Adelae looked like she was choking. "I don't like what you're making me out to be, either."
"Of course you don't. You're always lording it over me, though only one of us is a Duchess."
"And only one of us has any money. That reminds me," said Adelae, with a cruel smile. "Forgive my rudeness, whoever you are"--she indicated Elessa---"but I have the pleasure of introducing the Duchess Renae Vargun.
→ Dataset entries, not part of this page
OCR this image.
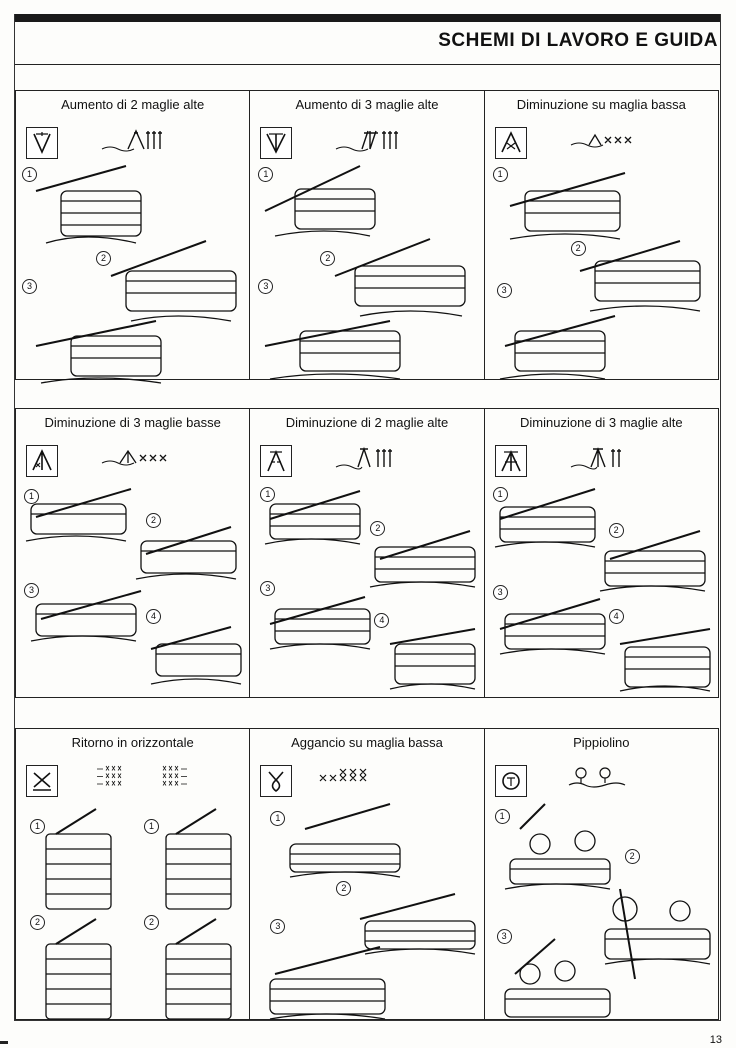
SCHEMI DI LAVORO E GUIDA
Aumento di 2 maglie alte
1
2
3
Aumento di 3 maglie alte
1
2
3
Diminuzione su maglia bassa
1
2
3
Diminuzione di 3 maglie basse
1
2
3
4
Diminuzione di 2 maglie alte
1
2
3
4
Diminuzione di 3 maglie alte
1
2
3
4
Ritorno in orizzontale
1	1
2	2
Aggancio su maglia bassa
1
2
3
Pippiolino
1
2
3
13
I'm sorry for not getting around to the niceties earlier, but my topheavy sister had just asked me for money."
"You mean that I was asking you for some of your rich husband's money," retorted Renae, "and he's on his way to Glasford with something borrowed and new."
"Not again," groaned Gaspar. "I'm sorry, Renae, but this is the wrong time of the month."
"Isn't that your line, Adelae – the wrong time of the month?" Renae snickered. "When you both have monthly dilemmas, no wonder you don't give me a nephew or a niece."
"Now, Gaspar," clucked Adelae. "Can't we spare something for Renae? She is family. Why not take her as your paid protector?" Though she giggled, Gaspar knew the seriousness underlying this jest at the expense of his masculinity. A few months after marrying a Duke forty years her senior, Renae took his frequent memory lapses and speechless moments as a pretext to send him to the tower, bade Duke Vargun's man-at-arms teach her manly duties and disciplines, took the emaciated codger's wardrobe for her own, and played the part of the lord of the manor.
Though Duke Vargun talked to his footstool and chamber pot in the tower garret, it was like he had died and been reborn in a younger body that swayed its hips in a way he had never done.
Gaspar dreaded Renae's visits for many reasons. Firstly, he remembered Duke Vargun from court, where he played table games with the harmless dotard. Despite the Duke's humorous if oft impolite observances about other Lords, Ladies, and courtiers, he in no way deserved to be kept captive in his own house. Secondly, Renae was wedded in name and property only, and in other ways acted as a bachelorette whose hands wandered—sometimes to Gaspar, but more often to the clerk. Thirdly, she unmanned him in other ways, as she was now fearsomely drilled with the bloodletting tools Gaspar avoided his entire life: sword, bow, spear, and lance. Though becoming her traveling companion was too onerous to bear, Renae hammered out the details with Adelae. "No," he said weakly, "Just no."
"It's settled, Gaspar," said Adelae, as she counted out stacks of Gaspar's hard earned coin. "My sister's a sellsword," she laughed with delight.
"Don't I have a say?" asked Elessa.
"Say what you want," said Renae. "But I'm still coming. We can leave together, or you can await us on the barge."
"Thank you, my lady," said Elessa. "By your leave, I will do that with pleasure."
Though Gaspar was enamored of the way Elessa walked, and would have preferred to watch her leave the shop, without knowing what he was doing, he found himself pushing the wheelbarrow behind her to the quay, where they loaded her parcels on the barge.